Valparaiso held an 11 point halftime lead, only to see Wright State climb back into the game and lead for a significant portion of the second half. Visions of last year’s come-from-behind Detroit victory over Valpo in the title game began to creep into the heads of Crusader fans. However, experience prevailed this time around as the senior-filled Crusaders pulled away from the senior-less Raiders down the stretch.
“I thought the guys really dug deep,” head coach Bryce Drew said. “The last five minutes may be the best five minutes that we’ve played all year.”
After facing a six point deficit with five minutes, 37 seconds remaining, the Crusaders went on a 16-0 run to tie the game, take the lead and break it wide open, all in one fell swoop.
Erik Buggs powered the Valparaiso offense with 22 points en route to earning the Horizon League Tournament Most Valuable Player distinction.
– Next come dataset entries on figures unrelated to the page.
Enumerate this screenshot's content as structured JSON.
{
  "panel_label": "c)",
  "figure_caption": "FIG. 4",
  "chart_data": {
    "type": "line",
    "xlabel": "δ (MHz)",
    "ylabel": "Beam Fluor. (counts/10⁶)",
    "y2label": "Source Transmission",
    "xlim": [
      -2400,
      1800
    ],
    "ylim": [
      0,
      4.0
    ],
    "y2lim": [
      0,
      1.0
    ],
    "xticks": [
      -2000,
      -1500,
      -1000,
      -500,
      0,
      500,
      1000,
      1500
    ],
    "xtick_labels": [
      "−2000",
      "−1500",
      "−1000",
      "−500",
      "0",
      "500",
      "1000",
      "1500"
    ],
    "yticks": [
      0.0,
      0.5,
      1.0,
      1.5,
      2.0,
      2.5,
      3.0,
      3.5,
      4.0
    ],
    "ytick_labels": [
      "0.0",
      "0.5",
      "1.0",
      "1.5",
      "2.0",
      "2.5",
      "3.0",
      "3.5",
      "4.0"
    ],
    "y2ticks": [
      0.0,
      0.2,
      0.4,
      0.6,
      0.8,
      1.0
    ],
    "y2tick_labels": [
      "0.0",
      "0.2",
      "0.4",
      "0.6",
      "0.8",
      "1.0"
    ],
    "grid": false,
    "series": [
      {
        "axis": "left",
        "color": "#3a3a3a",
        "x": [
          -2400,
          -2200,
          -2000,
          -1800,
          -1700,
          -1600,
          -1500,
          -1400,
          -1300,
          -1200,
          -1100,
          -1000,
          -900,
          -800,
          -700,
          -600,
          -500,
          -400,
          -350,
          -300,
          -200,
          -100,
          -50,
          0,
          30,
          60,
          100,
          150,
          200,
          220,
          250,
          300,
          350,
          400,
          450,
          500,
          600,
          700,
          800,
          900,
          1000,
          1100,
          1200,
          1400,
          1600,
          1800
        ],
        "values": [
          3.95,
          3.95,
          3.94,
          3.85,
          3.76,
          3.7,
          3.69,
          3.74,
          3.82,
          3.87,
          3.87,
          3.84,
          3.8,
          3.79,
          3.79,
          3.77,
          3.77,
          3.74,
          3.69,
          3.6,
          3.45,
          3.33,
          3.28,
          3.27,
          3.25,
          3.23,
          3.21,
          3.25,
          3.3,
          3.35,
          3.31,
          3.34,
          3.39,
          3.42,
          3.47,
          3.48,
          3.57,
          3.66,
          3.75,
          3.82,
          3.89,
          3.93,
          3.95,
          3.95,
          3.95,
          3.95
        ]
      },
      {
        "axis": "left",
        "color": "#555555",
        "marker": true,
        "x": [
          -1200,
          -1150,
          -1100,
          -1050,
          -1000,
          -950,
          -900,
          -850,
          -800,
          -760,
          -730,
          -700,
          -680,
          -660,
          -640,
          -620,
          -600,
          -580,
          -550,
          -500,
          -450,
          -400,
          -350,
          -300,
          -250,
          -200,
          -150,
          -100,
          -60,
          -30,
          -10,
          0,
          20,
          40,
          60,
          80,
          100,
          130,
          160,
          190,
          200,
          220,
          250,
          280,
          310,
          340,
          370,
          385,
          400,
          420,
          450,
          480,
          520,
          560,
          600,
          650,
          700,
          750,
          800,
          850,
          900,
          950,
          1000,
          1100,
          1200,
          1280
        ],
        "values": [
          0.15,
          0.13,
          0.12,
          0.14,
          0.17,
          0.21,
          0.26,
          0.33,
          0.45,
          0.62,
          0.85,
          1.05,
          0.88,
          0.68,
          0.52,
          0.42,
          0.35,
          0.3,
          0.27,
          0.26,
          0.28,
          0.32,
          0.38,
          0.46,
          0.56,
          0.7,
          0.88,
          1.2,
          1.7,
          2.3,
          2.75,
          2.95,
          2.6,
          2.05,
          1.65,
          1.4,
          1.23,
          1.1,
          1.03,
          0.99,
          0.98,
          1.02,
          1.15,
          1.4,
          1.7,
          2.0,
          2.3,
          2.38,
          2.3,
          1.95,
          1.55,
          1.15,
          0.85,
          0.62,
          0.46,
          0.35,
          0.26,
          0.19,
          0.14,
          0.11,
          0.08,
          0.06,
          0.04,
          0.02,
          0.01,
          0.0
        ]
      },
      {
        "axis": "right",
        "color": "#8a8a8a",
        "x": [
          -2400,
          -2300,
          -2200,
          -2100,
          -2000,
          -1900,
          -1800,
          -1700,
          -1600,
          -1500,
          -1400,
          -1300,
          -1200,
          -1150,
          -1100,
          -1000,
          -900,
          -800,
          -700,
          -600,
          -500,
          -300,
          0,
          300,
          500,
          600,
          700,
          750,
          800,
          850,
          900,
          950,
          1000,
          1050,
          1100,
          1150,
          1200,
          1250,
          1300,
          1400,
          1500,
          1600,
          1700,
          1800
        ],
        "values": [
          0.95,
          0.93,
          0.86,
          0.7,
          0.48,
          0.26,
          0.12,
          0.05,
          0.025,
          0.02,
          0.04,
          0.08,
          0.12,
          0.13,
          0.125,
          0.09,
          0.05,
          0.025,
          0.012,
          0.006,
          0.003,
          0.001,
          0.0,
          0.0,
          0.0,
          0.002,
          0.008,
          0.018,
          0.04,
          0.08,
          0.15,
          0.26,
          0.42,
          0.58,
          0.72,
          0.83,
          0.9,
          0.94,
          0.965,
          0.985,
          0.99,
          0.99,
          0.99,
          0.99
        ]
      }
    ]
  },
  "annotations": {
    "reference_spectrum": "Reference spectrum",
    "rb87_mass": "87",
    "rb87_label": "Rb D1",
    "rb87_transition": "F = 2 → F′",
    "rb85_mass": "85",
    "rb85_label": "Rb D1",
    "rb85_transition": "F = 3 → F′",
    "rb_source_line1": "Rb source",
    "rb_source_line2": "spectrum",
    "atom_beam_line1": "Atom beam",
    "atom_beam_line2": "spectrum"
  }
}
Ryan Broekhoff swished a critical three with 1:49 left in regulation to build the lead to four and provide an encore for his Saturday night heroics, a buzzer-beating three to lift Valpo over Green Bay.
Broekhoff, who joined Buggs on the All-Tournament team, scuffled from the field for most of the contest, but maintained the confidence to take a meaningful shot.
“The team and the coaches all came up to me and said, ‘Keep shooting, we want you to keep shooting,’” Broekhoff said. “The shot just before I got really going was just a little bit short. I shot it and kind of held the follow through as long as possible and prayed it went in.”
The Crusaders will find out their next opponent this Sunday, which is “Selection Sunday.” Buggs said he has been watching Selection Sunday ever since he could pick up a basketball. This year he will be watching closer than ever before.
“It just means a lot,” Buggs said. “Just getting over that hump and getting to the NCAA. This not only means a lot to me, but it means a lot to get my brothers (teammates) to do this. It’s just living the dream right now.”
Drew, who played in the 1998 NCAA Tournament as a member of the Crusaders, does not believe that his team will need much advice on how to handle the biggest stage.
“We have a lot of experience,” he said. “I’m not a coach that sits and talks about what I’ve done or my experiences. It’s about them, it’s about the moment. We’ll just have to see how they respond to practice.”
Wright State kept itself in the game by forcing 25 Valparaiso turnovers. The Raiders outscored the Crusaders 24-8 in points off turnovers and 31-7 in bench scoring.
“I thought Wright State played great defense,” Drew said. “I think a lot of that was just the excitement of the game and wanting to win so bad that they (the Crusaders) were making bad decisions.”
Drew did not make any substitutions over the final 10 minutes, instead electing to ride his five senior starters until the end.
“I really just wanted to give those five a chance to win it or lose it,” he said. “Those five deserved the chance to decide the game.”
After the game, with a large contingent of Valparaiso fans in a ruckus, the Horizon League Champion Crusaders received their trophy and cut down the nets. For the six seniors, this moment was the culmination of four years of effort.
“This means everything,” Broekhoff said. “Obviously, the personal accolades are fantastic, but this is what we put in four hard years for. This is why we go to practice every day. We grind it out. We’ve worked hard in the offseason and during the season and all of that work is for this moment right now. We found a way. That’s what’s been amazing about this team. We find a way.”